Record major league baseball without express written consent
...
turn girls into giants
i mean what else would you do?
probably rape and stuff
and blast zach into a million pieces
No u
So OP likes this kind of thread and in the span of a year has posted it three (3) whole times?
user, you're are the cancer here.
The expansion of the universe is the expansion of space itself.
first post, best post.
fpbp
Literally what? He was trying to perfect the technology to sell it and piss off his daddy
I would live out my giantess fetish
Go insane because my brain isn't protected from the negative effects of being shrunk like he did in this movie and probably do whatever it is i'd do if i were crazy and had this suit.
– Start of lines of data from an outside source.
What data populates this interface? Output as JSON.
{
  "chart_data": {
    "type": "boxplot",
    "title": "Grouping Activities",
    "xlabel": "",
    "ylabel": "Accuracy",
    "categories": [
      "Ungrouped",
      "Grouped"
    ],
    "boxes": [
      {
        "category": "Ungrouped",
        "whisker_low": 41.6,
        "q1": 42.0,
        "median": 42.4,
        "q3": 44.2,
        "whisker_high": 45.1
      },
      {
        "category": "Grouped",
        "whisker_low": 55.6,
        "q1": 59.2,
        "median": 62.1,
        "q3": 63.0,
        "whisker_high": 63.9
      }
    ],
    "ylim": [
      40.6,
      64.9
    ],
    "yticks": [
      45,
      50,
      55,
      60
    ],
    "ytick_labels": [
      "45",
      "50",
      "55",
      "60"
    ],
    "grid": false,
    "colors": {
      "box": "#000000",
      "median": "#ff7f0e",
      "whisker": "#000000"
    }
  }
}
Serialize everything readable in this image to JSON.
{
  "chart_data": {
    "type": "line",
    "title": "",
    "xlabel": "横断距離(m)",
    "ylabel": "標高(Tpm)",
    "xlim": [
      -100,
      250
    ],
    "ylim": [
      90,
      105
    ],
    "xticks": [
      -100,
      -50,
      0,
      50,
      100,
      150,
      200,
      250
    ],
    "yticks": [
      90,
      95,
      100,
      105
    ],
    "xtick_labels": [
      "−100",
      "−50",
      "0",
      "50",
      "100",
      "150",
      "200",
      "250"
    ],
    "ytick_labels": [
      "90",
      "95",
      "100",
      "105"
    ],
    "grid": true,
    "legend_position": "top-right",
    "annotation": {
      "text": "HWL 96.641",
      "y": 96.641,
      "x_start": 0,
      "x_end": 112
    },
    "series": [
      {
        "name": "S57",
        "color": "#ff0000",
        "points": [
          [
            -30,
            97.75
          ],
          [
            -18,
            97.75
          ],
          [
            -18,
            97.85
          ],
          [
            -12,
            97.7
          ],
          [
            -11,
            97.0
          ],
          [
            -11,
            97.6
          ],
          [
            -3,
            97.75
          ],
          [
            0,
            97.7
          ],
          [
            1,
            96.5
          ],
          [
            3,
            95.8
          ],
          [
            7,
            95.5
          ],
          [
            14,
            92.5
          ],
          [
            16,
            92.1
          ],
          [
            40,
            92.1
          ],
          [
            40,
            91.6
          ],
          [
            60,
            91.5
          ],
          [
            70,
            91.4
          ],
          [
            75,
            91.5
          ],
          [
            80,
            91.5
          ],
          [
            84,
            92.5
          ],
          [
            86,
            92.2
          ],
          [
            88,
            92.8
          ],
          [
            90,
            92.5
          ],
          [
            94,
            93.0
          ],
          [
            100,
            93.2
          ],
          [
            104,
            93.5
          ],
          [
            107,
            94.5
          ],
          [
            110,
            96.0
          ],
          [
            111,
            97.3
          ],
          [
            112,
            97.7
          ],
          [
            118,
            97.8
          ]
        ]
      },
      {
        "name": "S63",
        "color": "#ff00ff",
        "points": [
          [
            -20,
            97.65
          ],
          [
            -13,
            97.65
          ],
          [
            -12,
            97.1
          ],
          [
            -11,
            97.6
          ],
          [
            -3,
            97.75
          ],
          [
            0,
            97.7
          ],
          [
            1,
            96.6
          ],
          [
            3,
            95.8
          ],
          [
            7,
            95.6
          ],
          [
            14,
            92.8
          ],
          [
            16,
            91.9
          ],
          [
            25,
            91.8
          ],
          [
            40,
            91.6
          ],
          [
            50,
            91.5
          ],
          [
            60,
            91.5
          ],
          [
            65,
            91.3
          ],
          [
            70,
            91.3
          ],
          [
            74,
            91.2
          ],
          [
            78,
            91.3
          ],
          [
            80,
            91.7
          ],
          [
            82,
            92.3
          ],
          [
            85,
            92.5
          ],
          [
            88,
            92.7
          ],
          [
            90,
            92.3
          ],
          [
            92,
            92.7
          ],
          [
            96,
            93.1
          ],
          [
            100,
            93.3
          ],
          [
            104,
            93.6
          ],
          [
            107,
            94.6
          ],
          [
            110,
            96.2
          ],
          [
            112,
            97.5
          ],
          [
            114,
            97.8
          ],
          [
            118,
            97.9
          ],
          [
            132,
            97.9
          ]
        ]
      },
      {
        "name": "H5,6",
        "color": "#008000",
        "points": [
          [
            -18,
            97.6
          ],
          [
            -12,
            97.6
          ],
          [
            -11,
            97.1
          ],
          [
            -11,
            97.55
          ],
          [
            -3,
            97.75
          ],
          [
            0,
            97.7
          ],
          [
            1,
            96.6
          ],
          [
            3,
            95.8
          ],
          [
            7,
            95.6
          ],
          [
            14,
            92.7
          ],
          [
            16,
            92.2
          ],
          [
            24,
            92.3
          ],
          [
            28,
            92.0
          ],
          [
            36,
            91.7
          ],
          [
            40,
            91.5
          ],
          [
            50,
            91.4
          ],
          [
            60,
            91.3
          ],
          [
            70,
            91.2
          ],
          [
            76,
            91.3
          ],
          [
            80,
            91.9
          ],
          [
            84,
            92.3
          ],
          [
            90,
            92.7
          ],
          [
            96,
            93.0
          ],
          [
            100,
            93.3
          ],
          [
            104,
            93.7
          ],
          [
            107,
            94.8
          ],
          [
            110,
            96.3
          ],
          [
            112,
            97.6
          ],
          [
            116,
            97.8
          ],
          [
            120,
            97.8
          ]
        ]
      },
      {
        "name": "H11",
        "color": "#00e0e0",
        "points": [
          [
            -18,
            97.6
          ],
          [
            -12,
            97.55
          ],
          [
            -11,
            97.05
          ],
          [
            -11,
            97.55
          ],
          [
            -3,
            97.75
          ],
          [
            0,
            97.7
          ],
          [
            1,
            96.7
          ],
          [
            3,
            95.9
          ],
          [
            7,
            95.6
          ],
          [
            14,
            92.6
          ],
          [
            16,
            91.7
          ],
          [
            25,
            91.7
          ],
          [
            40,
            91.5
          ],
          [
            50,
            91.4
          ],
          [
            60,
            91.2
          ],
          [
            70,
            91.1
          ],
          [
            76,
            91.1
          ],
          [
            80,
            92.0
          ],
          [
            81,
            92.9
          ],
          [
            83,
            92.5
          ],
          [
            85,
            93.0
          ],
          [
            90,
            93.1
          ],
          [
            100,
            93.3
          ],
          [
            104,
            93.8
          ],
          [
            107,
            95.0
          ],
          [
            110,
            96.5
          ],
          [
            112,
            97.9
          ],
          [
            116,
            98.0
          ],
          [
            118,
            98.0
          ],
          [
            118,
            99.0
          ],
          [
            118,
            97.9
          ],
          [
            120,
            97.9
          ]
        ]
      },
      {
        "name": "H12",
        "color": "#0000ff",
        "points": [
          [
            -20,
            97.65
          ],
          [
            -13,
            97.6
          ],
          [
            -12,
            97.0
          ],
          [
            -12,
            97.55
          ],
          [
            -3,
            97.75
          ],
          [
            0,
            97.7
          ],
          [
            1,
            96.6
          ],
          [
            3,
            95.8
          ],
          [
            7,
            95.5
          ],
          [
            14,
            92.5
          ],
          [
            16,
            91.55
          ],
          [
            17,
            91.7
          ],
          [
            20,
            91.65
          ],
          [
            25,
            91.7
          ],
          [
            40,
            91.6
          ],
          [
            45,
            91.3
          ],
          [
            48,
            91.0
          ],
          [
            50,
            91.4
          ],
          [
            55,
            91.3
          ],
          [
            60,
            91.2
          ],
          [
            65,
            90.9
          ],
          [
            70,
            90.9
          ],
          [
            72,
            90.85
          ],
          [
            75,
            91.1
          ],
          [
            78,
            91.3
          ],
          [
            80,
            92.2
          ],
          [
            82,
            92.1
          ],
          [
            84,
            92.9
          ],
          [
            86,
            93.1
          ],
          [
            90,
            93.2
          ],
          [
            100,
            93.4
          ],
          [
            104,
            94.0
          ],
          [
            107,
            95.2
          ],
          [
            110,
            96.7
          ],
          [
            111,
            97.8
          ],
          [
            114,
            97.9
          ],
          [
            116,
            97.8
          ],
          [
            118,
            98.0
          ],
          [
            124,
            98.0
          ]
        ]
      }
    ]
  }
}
Idk, kill corporate assholes or something
Or you could just never shrink and be discount iron man.
>Not stealing anyway
Morality is a spook.
Spelunking, if you catch my drift.
Hide in girls panties duh
lmao
If you steal a shit load of money, you still have to launder it. You can't just have stolen money and purchase a car from a dealership, or get a mortgage with a suitcase of money.
You can potentially rent, that might work. Just get a swanky place and pay your landlord in cash.